This is what I've read at the end of a fairy tale called "Kate Crackernuts":
They all lived happy and died happy, and never drank out of a dry cappy.
I suppose it's one of these phrases that usually occut at the end of fairy tales, but what does it mean literally? I can find the word "cappy" in any dictionary!
(By the way, is it correct to use "any" with a singular noun (as I've just done it in the previous sentence)? )
Does anybody of you know the fairy tale? I wonder where it comes from, actually... Do you think it is a typically English fairy tale?
I've realized that I know it very well (but with some changes, though) - when I was small, my grandfather used to play the fairy tale at his video recorder for me. And I remember some Czech actors starring there... I wonder if the Czechs would shoot such a film (I mean an English fairy tale... ).Or is it written by the Brother Grimms?
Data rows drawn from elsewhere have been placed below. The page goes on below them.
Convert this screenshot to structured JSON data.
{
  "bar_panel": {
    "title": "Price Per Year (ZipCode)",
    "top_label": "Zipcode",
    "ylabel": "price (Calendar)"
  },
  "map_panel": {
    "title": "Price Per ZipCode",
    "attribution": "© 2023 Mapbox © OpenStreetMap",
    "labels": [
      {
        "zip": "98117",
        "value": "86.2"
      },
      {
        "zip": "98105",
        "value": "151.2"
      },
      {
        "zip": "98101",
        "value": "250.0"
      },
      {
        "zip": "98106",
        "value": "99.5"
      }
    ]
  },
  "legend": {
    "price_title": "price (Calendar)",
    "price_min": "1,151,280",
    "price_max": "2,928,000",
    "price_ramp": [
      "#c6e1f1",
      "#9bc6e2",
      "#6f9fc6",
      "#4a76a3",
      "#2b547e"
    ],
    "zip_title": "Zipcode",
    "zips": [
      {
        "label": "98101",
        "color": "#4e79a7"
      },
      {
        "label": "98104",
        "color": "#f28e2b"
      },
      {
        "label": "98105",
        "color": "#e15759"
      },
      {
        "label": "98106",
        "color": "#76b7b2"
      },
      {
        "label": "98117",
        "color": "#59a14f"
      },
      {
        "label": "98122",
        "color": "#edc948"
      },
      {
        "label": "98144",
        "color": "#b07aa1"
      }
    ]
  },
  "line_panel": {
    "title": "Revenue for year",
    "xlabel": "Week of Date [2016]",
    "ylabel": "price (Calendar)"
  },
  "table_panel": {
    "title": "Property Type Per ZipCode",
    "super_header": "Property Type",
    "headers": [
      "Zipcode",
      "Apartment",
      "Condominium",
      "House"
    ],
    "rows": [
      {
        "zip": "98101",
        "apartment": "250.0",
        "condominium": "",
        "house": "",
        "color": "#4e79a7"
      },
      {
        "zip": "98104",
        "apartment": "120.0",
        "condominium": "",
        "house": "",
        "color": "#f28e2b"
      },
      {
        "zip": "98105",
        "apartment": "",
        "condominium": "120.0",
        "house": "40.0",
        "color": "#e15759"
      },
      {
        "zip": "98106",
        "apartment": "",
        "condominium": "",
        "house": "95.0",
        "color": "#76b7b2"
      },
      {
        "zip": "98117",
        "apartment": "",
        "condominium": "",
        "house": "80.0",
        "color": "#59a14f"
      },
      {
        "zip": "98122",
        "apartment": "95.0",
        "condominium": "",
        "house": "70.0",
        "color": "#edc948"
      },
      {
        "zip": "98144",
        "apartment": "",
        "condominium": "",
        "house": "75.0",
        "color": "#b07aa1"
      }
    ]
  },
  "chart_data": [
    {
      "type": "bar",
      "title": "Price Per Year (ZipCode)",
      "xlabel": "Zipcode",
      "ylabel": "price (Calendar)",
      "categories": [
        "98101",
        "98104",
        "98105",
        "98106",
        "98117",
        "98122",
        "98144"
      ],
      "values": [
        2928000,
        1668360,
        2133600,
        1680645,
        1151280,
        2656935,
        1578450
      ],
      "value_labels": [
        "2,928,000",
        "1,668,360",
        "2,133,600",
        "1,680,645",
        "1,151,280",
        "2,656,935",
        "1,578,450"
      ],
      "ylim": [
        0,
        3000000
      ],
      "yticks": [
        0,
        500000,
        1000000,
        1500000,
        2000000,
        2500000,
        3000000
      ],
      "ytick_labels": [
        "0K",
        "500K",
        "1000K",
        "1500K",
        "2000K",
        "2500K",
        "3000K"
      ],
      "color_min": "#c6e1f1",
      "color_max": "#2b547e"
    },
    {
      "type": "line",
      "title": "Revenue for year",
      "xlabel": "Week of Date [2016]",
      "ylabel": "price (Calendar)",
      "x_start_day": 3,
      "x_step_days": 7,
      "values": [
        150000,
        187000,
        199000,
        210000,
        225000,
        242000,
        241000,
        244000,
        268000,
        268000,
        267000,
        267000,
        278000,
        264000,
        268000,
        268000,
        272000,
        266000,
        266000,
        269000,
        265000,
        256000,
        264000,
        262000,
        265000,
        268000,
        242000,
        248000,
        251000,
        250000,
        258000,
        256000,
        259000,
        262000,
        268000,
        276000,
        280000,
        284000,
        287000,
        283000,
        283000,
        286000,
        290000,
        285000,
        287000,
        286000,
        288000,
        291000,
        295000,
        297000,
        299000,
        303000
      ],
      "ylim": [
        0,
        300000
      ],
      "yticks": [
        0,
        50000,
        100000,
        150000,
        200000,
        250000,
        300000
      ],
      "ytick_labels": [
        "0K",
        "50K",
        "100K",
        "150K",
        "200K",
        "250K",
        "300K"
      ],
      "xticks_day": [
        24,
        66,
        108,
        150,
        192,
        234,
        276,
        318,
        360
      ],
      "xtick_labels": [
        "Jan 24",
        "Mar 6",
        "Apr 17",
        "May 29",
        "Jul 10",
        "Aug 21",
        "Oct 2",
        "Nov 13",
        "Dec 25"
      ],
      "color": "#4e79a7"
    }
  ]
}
English Fairy Tales - Kate Crackernuts (by Joseph Jacobs)
Here it says it's written by Joseph Jacobs... But here Joseph Jacobs - Wikipedia, the free encyclopedia is says that among his works are also Snowwhite etc.... That means that he didn't think the fairy tale out. And he didn't probably collect the fairy tales from other people, did he?
He wopuld have collected the fairy tales rather than writing them. I am afraid I have no idea what a 'cappy' is.
This tale came originally from Orkney, so isn't really an English tale. I think a "cappy" must just mean "cup".